While some school principals say they are pleased with today's transfer of Novopay to a Crown-owned company, they still have criticisms of the troubled payroll system.
Ownership of the much-maligned school payroll system, which has been dogged by problems, passes from Australian company Talent2 to the Government today.
Principals said there are fewer problems with Novopay, but it was not the easy-to-use, modern payroll system they were promised, and they doubt it ever will be.
Auckland Primary Principals Association's Novopay spokesperson Jill Corkin said schools' end of year pay-runs will be the first big test for the new owners of the system.
She said Novopay was working much better now, but it remains to be seen how well it will handle the complicated end-of-year process.
"A lot of people will be waiting to see what happens with that and how that process works through this year, because tt certainly does need to be a lot better than it was last year."
However, some school leaders were happy with the change.
They said it took out the middle-man and made the Ministry directly responsible for Novopay's success or failure.
Principals Federation president Philip Harding said it was a significant change.
"It removes the whipping boy, Talent2, from the equation and it means that the ministry is now going to be answerable to the sector for future changes, improvements, developments, problems and issues that emerge from this point on."
Novopay was dogged with problems right from its introduction just over two years ago, and has cost more to fix than it did to build in the first place.
At its worst, the system was under-paying, over-paying or failing to pay thousands of teachers in a single pay run.
Those days are well behind it, and the Education Ministry said the system was now consistently below the acceptable error-rate of 0.5 percent.
Nevertheless, the Government announced in July it would take over the payroll from its Australian owner, Talent2, and school leaders have welcomed today's transfer.
Education Ministry deputy secretary, education payroll services, Cathy Magiannis said there would not be any immediate changes.
"Schools and the sector won't see any immediate difference, but there will be improvements down the track," she said.
"In the first instance it's business as usual, however the government-owned company will enable us to build on the improvements that have already been made - it will just provide a much better platform for continuous improvement."
Ms Magiannis said Novopay's software was largely stable but the help and advice provided to schools could be improved.
Novopay - the story so far
Novopay was introduced in August 2012, overdue, and at a cost of $30 million in development costs.
It was designed to provide schools with an easier, web-based way of sending instructions for the country's biggest payroll, paying about $160m a fortnight to 90,000 people.
But schools started to spot problems even before it made its first pay run at the beginning of September that year.
The problems were so bad that at the start of 2013, the government assigned a minister, Steven Joyce, to the specific role of fixing Novopay and paid schools $6m to compensate them for the extra administrative costs caused by Novopay.
Early in 2013, a technical review said most of Novopay's problems were due to it being based on an off-the-shelf payroll programme, rather than purpose-built from scratch.
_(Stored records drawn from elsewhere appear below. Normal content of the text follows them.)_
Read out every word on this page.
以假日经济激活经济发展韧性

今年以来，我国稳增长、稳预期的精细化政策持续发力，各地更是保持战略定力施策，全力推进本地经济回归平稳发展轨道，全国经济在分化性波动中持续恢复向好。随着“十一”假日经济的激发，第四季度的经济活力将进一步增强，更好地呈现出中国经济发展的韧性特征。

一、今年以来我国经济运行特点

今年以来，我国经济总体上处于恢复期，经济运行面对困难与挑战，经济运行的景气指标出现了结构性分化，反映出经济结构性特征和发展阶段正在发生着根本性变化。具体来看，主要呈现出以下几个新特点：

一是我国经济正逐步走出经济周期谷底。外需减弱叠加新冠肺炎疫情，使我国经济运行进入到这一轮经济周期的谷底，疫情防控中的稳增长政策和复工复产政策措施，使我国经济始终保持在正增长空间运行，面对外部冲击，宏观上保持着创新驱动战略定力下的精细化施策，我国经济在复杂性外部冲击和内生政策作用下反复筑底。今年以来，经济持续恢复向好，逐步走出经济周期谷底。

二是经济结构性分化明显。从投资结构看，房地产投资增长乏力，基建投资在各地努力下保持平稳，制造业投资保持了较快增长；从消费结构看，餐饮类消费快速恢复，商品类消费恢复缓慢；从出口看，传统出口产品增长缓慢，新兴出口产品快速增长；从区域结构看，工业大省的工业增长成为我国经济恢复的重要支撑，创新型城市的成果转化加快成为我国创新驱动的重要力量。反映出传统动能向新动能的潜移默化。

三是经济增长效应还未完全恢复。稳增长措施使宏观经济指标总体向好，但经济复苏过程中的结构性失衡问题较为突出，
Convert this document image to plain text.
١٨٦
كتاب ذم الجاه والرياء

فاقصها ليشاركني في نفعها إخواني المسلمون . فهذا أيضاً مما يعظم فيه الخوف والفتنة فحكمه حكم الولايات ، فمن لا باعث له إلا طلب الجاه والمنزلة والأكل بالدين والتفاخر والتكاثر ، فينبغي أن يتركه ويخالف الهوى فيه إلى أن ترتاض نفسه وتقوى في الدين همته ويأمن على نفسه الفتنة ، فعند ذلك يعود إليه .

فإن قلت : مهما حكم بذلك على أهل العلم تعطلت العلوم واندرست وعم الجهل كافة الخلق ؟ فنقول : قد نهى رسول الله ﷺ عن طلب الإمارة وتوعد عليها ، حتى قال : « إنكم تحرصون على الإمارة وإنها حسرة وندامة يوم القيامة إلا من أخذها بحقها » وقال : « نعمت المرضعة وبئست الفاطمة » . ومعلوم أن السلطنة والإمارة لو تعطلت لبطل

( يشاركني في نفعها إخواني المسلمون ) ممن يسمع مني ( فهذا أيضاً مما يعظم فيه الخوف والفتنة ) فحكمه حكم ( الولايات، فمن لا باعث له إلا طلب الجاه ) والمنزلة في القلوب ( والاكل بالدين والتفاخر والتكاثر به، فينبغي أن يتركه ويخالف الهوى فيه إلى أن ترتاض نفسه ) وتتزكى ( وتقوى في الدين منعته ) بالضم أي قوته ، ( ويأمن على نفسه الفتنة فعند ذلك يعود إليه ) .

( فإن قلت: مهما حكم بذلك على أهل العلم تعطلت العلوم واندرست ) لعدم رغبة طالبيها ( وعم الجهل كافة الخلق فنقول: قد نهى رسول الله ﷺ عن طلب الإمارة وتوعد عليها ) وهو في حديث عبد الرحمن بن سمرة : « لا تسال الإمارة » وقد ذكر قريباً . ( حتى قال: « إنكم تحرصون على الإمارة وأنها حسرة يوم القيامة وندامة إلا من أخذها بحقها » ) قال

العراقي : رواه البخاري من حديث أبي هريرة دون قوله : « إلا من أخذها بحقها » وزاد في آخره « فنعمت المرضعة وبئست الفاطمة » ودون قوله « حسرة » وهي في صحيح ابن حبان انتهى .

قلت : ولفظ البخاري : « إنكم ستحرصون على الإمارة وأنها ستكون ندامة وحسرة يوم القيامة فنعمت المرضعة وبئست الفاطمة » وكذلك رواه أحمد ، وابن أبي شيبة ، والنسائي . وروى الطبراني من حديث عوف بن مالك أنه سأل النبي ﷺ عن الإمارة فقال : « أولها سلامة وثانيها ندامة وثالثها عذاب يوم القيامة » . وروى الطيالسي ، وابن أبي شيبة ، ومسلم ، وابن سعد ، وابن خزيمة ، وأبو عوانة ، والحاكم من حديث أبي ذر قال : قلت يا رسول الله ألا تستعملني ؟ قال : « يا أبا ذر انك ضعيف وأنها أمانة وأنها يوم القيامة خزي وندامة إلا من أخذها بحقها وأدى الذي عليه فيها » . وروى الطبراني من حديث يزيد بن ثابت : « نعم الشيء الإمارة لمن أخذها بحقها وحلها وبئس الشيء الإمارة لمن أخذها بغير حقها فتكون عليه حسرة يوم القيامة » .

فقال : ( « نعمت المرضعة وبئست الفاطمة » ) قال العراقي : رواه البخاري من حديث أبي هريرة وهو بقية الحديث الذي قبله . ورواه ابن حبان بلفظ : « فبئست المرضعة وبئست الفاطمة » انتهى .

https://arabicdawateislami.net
IT specialists said the review indicated panic and crazy practices at Talent2.
In June 2013, a ministerial inquiry laid most of the blame for Novopay's failure on the Education Ministry's lack of experience and poor governance. It said the ministry's advice to ministers about Novopay was inconsistent, overly optimistic and sometimes misrepresented the situation. The report prompted an employment inquiry into two senior ministry staff who later resigned.
In July 2013, Talent2 revealed that it expected to lose $20m on its $100m contract to build and run Novopay for 10 years.
By its first birthday, the Government said there was still a backlog of mistakes to fix, but the error rate with each pay day was less than 0.5 percent.
Novopay was supposed to cost $182m over 10 years but with barely two years passed since its introduction, the bill is already at more than $100m. That includes $45m for fixing problems with the software and providing extra support and compensation to schools.
The Government says the transfer of Novopay to the Government is worth $18-$22m, including $7m in cash and the remainder in software rights and discounted maintenance and support fees. It says it will pay Talent2 $9.6m over the next six years for the rights to use the software that underpins Novopay.